Glycosylation patterns of surface proteins in ecology and evolution of influenza H1N1 viruses

Abstract

The highly variable nature of influenza viral genome presents an effective way to evade antibody-mediated neutralization. The N-linked glycosylation of two viral surface proteins, hemagglutinin (HA) and neuraminidase (NA), has been suggested an important factor that affect the virulence and antigenicity of the viruses. Here, I analyzed the potential N-glycosylations of the HA and NA of influenza H1N1 viruses isolated from human, avian, and swine species isolated for the past century. My analysis identified three major glycosylation clusters on the HA that are closely related with the evolution of influenza H1N1 viruses during pandemics and seasonal epidemics. Of note, the 1976 ‘abortive pandemic’ virus demonstrated similar glycosylation pattern to the H1N1 pandemic viruses in 1918 and 2009 in its complete absence of glycosylations in the all three clusters.

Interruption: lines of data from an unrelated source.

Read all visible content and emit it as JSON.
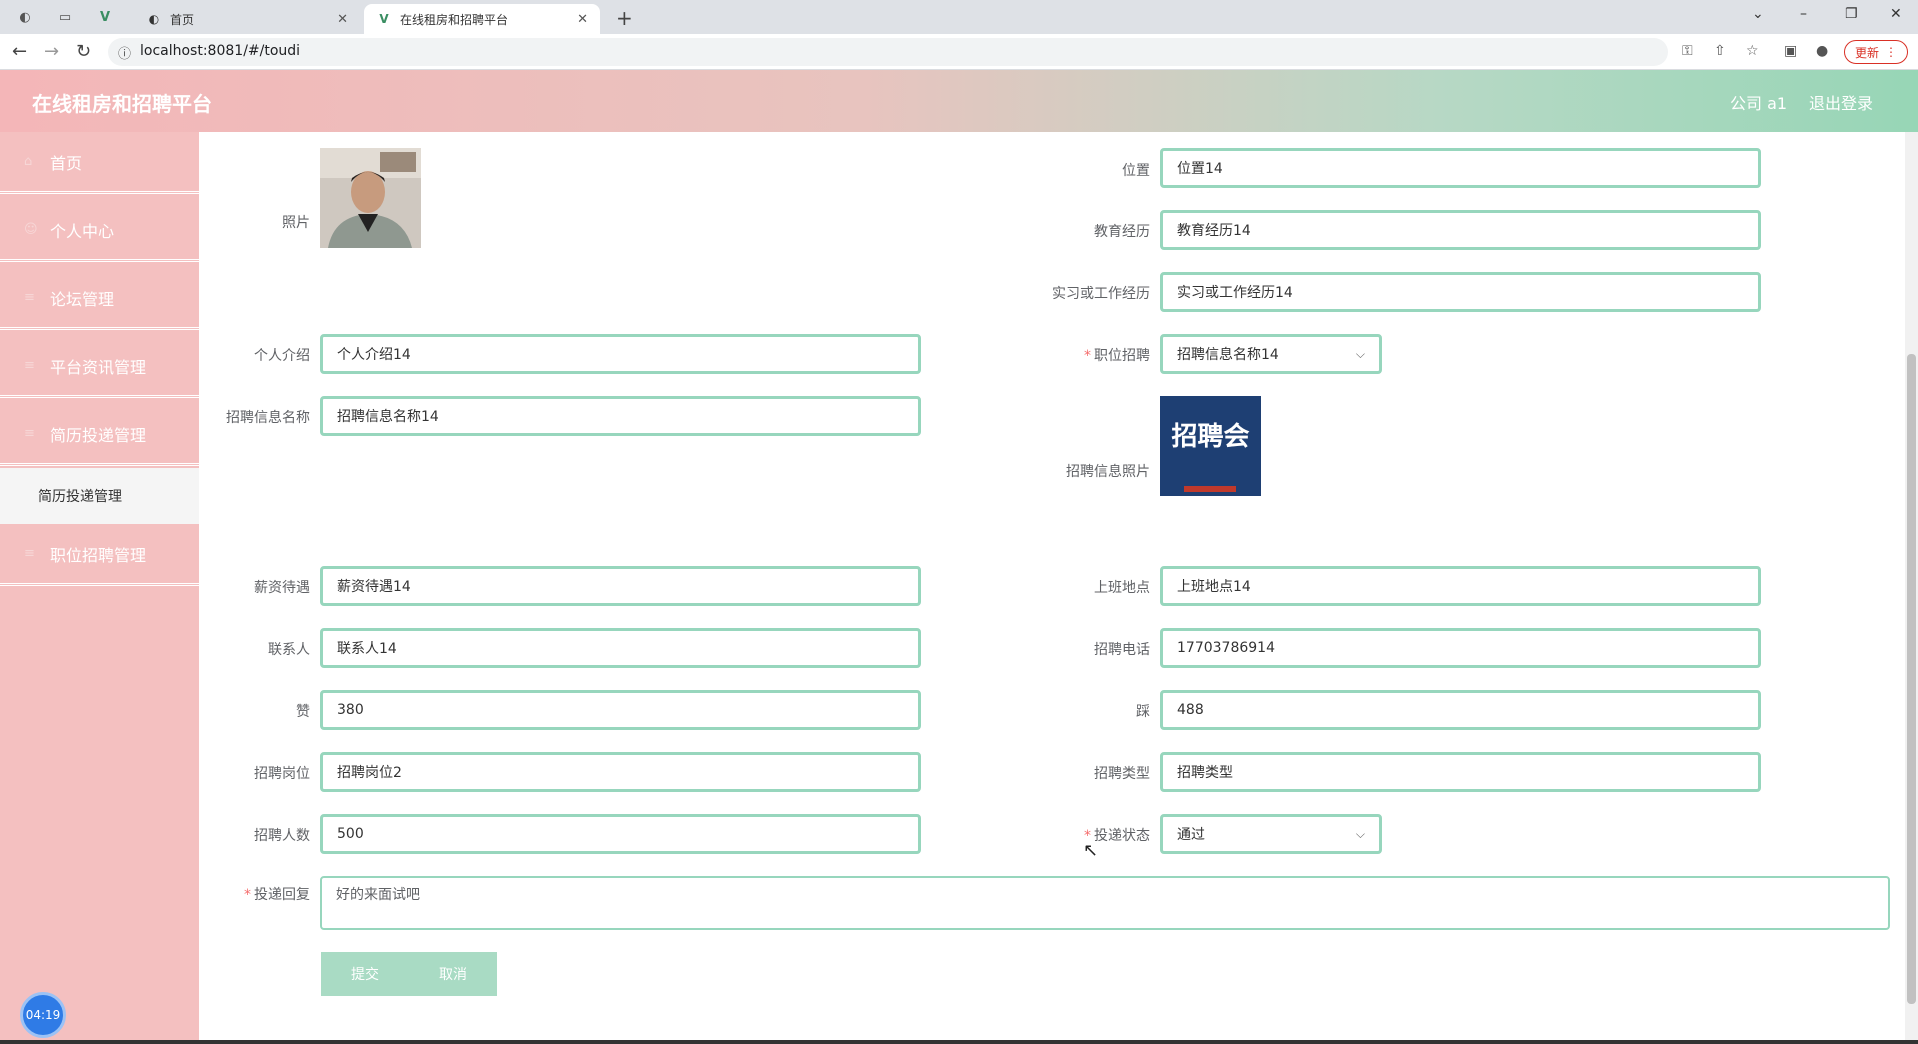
{
  "browser": {
    "tabs": [
      {
        "title": "首页",
        "active": false
      },
      {
        "title": "在线租房和招聘平台",
        "active": true
      }
    ],
    "url": "localhost:8081/#/toudi",
    "update_label": "更新"
  },
  "header": {
    "app_title": "在线租房和招聘平台",
    "user": "公司 a1",
    "logout": "退出登录"
  },
  "sidebar": {
    "items": [
      {
        "label": "首页"
      },
      {
        "label": "个人中心"
      },
      {
        "label": "论坛管理"
      },
      {
        "label": "平台资讯管理"
      },
      {
        "label": "简历投递管理"
      },
      {
        "label": "职位招聘管理"
      }
    ],
    "subitem": "简历投递管理",
    "timer": "04:19"
  },
  "form": {
    "photo_label": "照片",
    "location": {
      "label": "位置",
      "value": "位置14"
    },
    "education": {
      "label": "教育经历",
      "value": "教育经历14"
    },
    "experience": {
      "label": "实习或工作经历",
      "value": "实习或工作经历14"
    },
    "intro": {
      "label": "个人介绍",
      "value": "个人介绍14"
    },
    "job": {
      "label": "职位招聘",
      "value": "招聘信息名称14"
    },
    "job_name": {
      "label": "招聘信息名称",
      "value": "招聘信息名称14"
    },
    "job_photo_label": "招聘信息照片",
    "job_photo_text": "招聘会",
    "salary": {
      "label": "薪资待遇",
      "value": "薪资待遇14"
    },
    "work_place": {
      "label": "上班地点",
      "value": "上班地点14"
    },
    "contact": {
      "label": "联系人",
      "value": "联系人14"
    },
    "phone": {
      "label": "招聘电话",
      "value": "17703786914"
    },
    "likes": {
      "label": "赞",
      "value": "380"
    },
    "dislikes": {
      "label": "踩",
      "value": "488"
    },
    "position": {
      "label": "招聘岗位",
      "value": "招聘岗位2"
    },
    "type": {
      "label": "招聘类型",
      "value": "招聘类型"
    },
    "headcount": {
      "label": "招聘人数",
      "value": "500"
    },
    "status": {
      "label": "投递状态",
      "value": "通过"
    },
    "reply": {
      "label": "投递回复",
      "value": "好的来面试吧"
    },
    "submit": "提交",
    "cancel": "取消"
  },
  "colors": {
    "field_border": "#97d6bd",
    "sidebar_bg": "#f4c0c0",
    "button_bg": "#a9dbc4",
    "required": "#f56c6c"
  }
}
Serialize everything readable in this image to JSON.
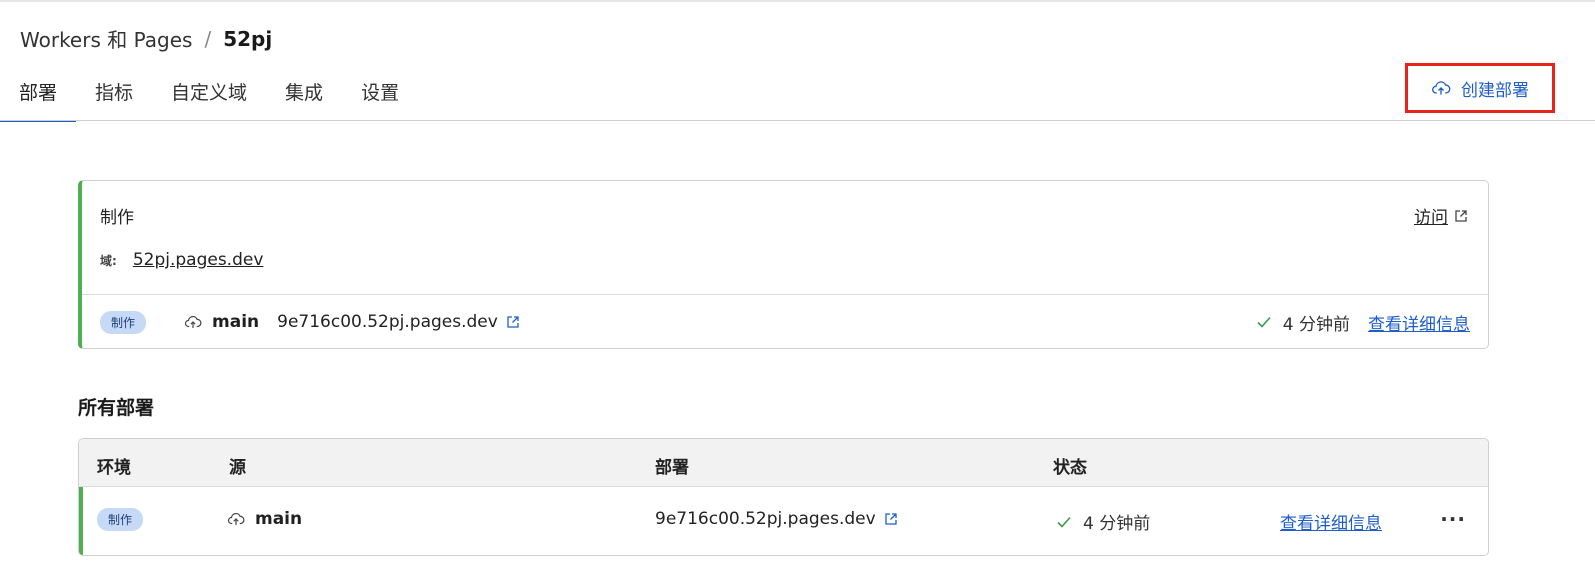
{
  "breadcrumb": {
    "parent": "Workers 和 Pages",
    "separator": "/",
    "current": "52pj"
  },
  "tabs": [
    {
      "label": "部署",
      "active": true
    },
    {
      "label": "指标"
    },
    {
      "label": "自定义域"
    },
    {
      "label": "集成"
    },
    {
      "label": "设置"
    }
  ],
  "create_button": {
    "label": "创建部署",
    "icon": "cloud-upload-icon"
  },
  "production": {
    "title": "制作",
    "visit_label": "访问",
    "domain_label": "域:",
    "domain": "52pj.pages.dev",
    "badge": "制作",
    "branch": "main",
    "deployment_url": "9e716c00.52pj.pages.dev",
    "status_time": "4 分钟前",
    "details_label": "查看详细信息"
  },
  "all_deployments": {
    "title": "所有部署",
    "columns": [
      "环境",
      "源",
      "部署",
      "状态"
    ],
    "rows": [
      {
        "environment": "制作",
        "branch": "main",
        "deployment_url": "9e716c00.52pj.pages.dev",
        "status_time": "4 分钟前",
        "details_label": "查看详细信息",
        "more": "···"
      }
    ]
  },
  "colors": {
    "accent": "#1f5ec9",
    "success": "#4caf50",
    "highlight": "#e8231c",
    "badge_bg": "#c6d9f7"
  }
}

Parallel analysis on the NA revealed a dramatic shift in glycosylation site as an independent hallmark for pandemics. The cosegregation of particular glycosylations in the HA and NA was identified as signature for zoonotic transmission from animal reservoirs, and interestingly, in ‘reverse zoonosis’ of human viruses into swine population as well. In silico prediction indicated the pleiotropic influence of glycans on multiple epitopes of the HA without sacrificing viral fitness for human infection. The cosegregational and counter-balanced glycosylations on the HA and NA could be implemented in influenza surveillance for better prediction of pandemics and for improving influenza vaccines.